The 2009 guests of honor included artist Sarah Clemens, Joe Kucan (Kane), and Alma Alexander. Past guests from other years include Nene Thomas, Alexander James Adams, Alan Marshall Clark, Jeff Sturgeon, and Patricia Briggs. RadCon also boasts a large number of visiting professionals, including many Pacific Northwest authors and artists. 2011 Guests of Honor included Scientist Julie Avila, Fan Guest of Honor Dragon Dronet, Editor Guest of Honor Rachael Edidin, Artist Guest of Honor Jeff Fennel, Media Guest of Honor Sean Kennedy, Writer Guest of Honor Deborah J. Ross, Small Press Guest of Honor Book View Cafe and Special Guest of Honor, Matt Vancil. 2014 Guests of Honor include Writer GoH Mike Resnick, Artist Goh Howard Tayler, Music GoH The Great Luke Ski and Special Guests of honor Dragon Dronet and John Dalmas.

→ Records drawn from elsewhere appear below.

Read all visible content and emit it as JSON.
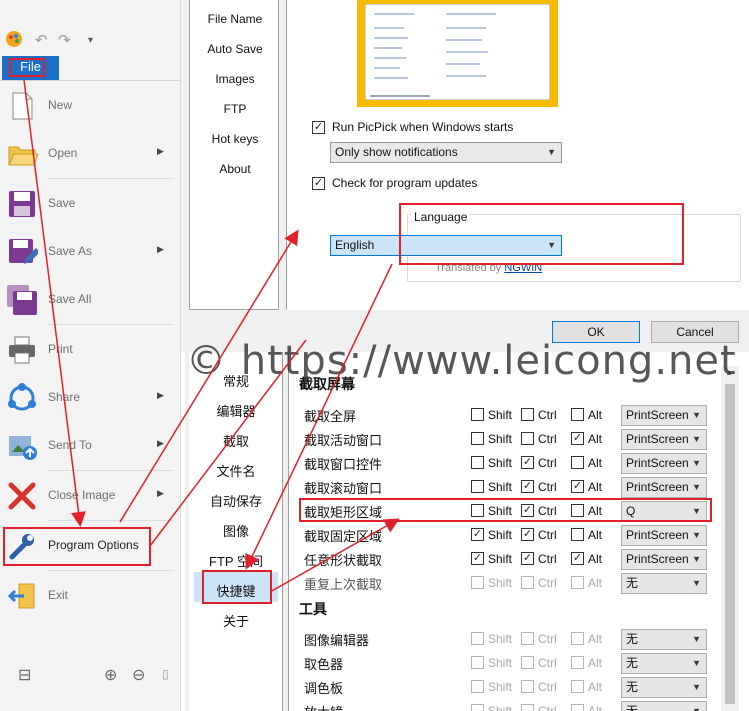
{
  "file_menu": {
    "tab_label": "File",
    "items": [
      {
        "label": "New",
        "icon": "new-document-icon",
        "submenu": false
      },
      {
        "label": "Open",
        "icon": "open-folder-icon",
        "submenu": true
      },
      {
        "label": "Save",
        "icon": "save-icon",
        "submenu": false
      },
      {
        "label": "Save As",
        "icon": "save-as-icon",
        "submenu": true
      },
      {
        "label": "Save All",
        "icon": "save-all-icon",
        "submenu": false
      },
      {
        "label": "Print",
        "icon": "printer-icon",
        "submenu": false
      },
      {
        "label": "Share",
        "icon": "share-icon",
        "submenu": true
      },
      {
        "label": "Send To",
        "icon": "send-to-icon",
        "submenu": true
      },
      {
        "label": "Close Image",
        "icon": "close-x-icon",
        "submenu": true
      },
      {
        "label": "Program Options",
        "icon": "wrench-icon",
        "submenu": false
      },
      {
        "label": "Exit",
        "icon": "exit-icon",
        "submenu": false
      }
    ]
  },
  "top_options": {
    "nav": [
      "File Name",
      "Auto Save",
      "Images",
      "FTP",
      "Hot keys",
      "About"
    ],
    "run_on_start_label": "Run PicPick when Windows starts",
    "notify_select": "Only show notifications",
    "check_updates_label": "Check for program updates",
    "language_group_title": "Language",
    "language_value": "English",
    "translated_by": "Translated by",
    "translator": "NGWIN",
    "ok_label": "OK",
    "cancel_label": "Cancel"
  },
  "watermark": "© https://www.leicong.net",
  "cn_options": {
    "nav": [
      "常规",
      "编辑器",
      "截取",
      "文件名",
      "自动保存",
      "图像",
      "FTP 空间",
      "快捷键",
      "关于"
    ],
    "section_capture": "截取屏幕",
    "section_tools": "工具",
    "capture_rows": [
      {
        "label": "截取全屏",
        "shift": false,
        "ctrl": false,
        "alt": false,
        "key": "PrintScreen",
        "disabled": false
      },
      {
        "label": "截取活动窗口",
        "shift": false,
        "ctrl": false,
        "alt": true,
        "key": "PrintScreen",
        "disabled": false
      },
      {
        "label": "截取窗口控件",
        "shift": false,
        "ctrl": true,
        "alt": false,
        "key": "PrintScreen",
        "disabled": false
      },
      {
        "label": "截取滚动窗口",
        "shift": false,
        "ctrl": true,
        "alt": true,
        "key": "PrintScreen",
        "disabled": false
      },
      {
        "label": "截取矩形区域",
        "shift": false,
        "ctrl": true,
        "alt": false,
        "key": "Q",
        "disabled": false
      },
      {
        "label": "截取固定区域",
        "shift": true,
        "ctrl": true,
        "alt": false,
        "key": "PrintScreen",
        "disabled": false
      },
      {
        "label": "任意形状截取",
        "shift": true,
        "ctrl": true,
        "alt": true,
        "key": "PrintScreen",
        "disabled": false
      },
      {
        "label": "重复上次截取",
        "shift": false,
        "ctrl": false,
        "alt": false,
        "key": "无",
        "disabled": true
      }
    ],
    "tool_rows": [
      {
        "label": "图像编辑器",
        "key": "无"
      },
      {
        "label": "取色器",
        "key": "无"
      },
      {
        "label": "调色板",
        "key": "无"
      },
      {
        "label": "放大镜",
        "key": "无"
      }
    ],
    "mod_shift": "Shift",
    "mod_ctrl": "Ctrl",
    "mod_alt": "Alt"
  },
  "colors": {
    "accent": "#1e6fc8",
    "highlight": "#e0202a",
    "selection": "#cce4f7"
  }
}
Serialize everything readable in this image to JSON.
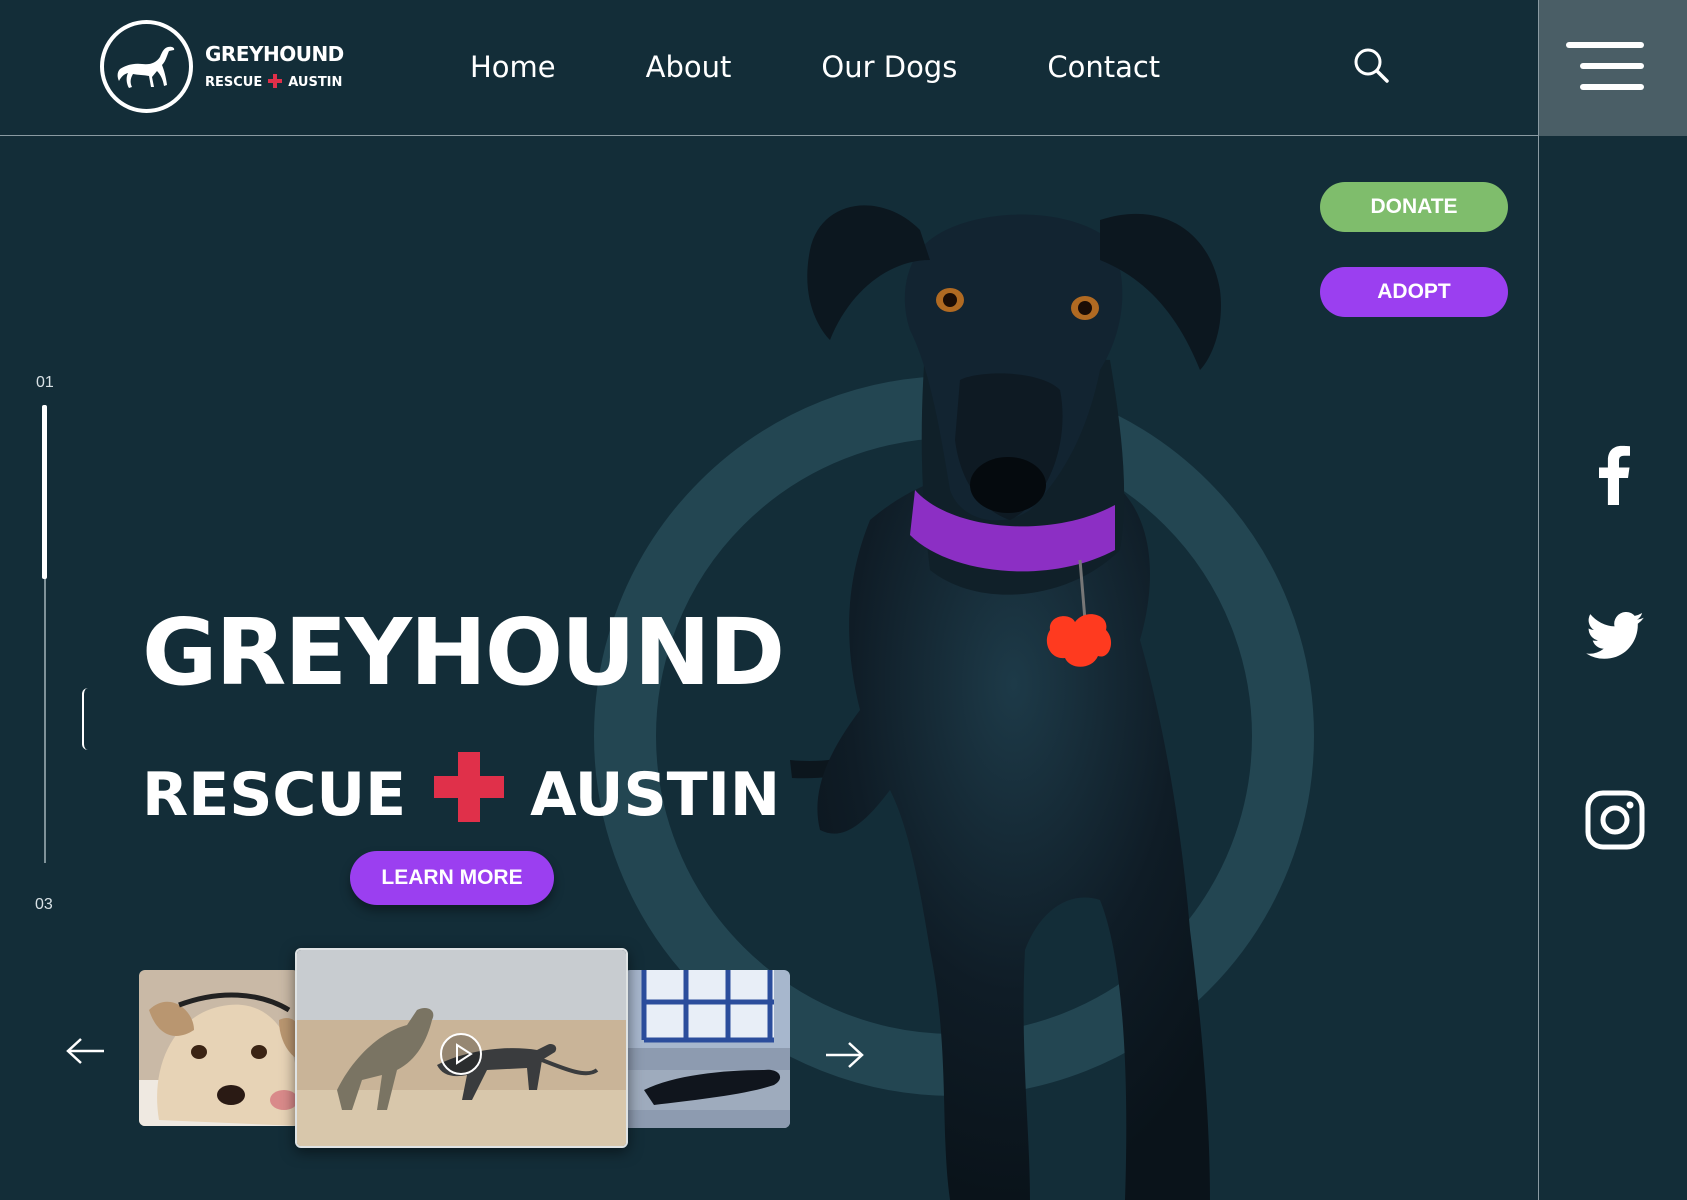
{
  "brand": {
    "title": "GREYHOUND",
    "sub_left": "RESCUE",
    "sub_right": "AUSTIN"
  },
  "nav": {
    "items": [
      "Home",
      "About",
      "Our Dogs",
      "Contact"
    ]
  },
  "hero": {
    "title": "GREYHOUND",
    "sub_left": "RESCUE",
    "sub_right": "AUSTIN",
    "learn_more": "LEARN MORE",
    "donate": "DONATE",
    "adopt": "ADOPT"
  },
  "pager": {
    "start": "01",
    "end": "03",
    "progress": 0.38
  },
  "icons": {
    "search": "search-icon",
    "menu": "hamburger-menu-icon",
    "facebook": "facebook-icon",
    "twitter": "twitter-icon",
    "instagram": "instagram-icon",
    "prev": "arrow-left-icon",
    "next": "arrow-right-icon",
    "play": "play-icon"
  },
  "colors": {
    "background": "#132d38",
    "accent_purple": "#9b3ff0",
    "donate_green": "#7fbd6c",
    "cross_red": "#e0304a",
    "menu_panel": "#4a5e66"
  }
}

In February 2013, Thousands of sci-fi fans and geeks of all ages came to participate at RadCon. Events included games, an art gallery, panel discussions, jewelry designing, costume making, makeup painting, and more. Magic the Gathering was the game of choice among CCG collectors. As per usual RadCon hosts donated to Rivers of Ink and Cavalcade of Authors. Guests of Honor who attended were "...author Tanya Huff, author of the Blood urban fantasy vampire series that became the TV show Blood Ties; artist J.P. Targete, whose art has been featured on a number of book covers and in The Rising comic book; Scott Allie, editor-in-chief of Dark Horse Comics; and Dragon Dronet, a stuntman and choreographer who worked on The Scorpion King and Tim Burton's Planet of the Apes movie."

==Name and numbering==
The name may have originated with a member of the initial concom who worked in Radiological Control, possibly at Pacific Northwest National Laboratory in Richland.

The unusual numbering convention (1, 1A, 1B, 1C, 2, 2A, ...) has to do with leap years. The first RadCon happened on February 28, 29, and March 1 of 1992. It is a yearly event, but its birthday is on leap day.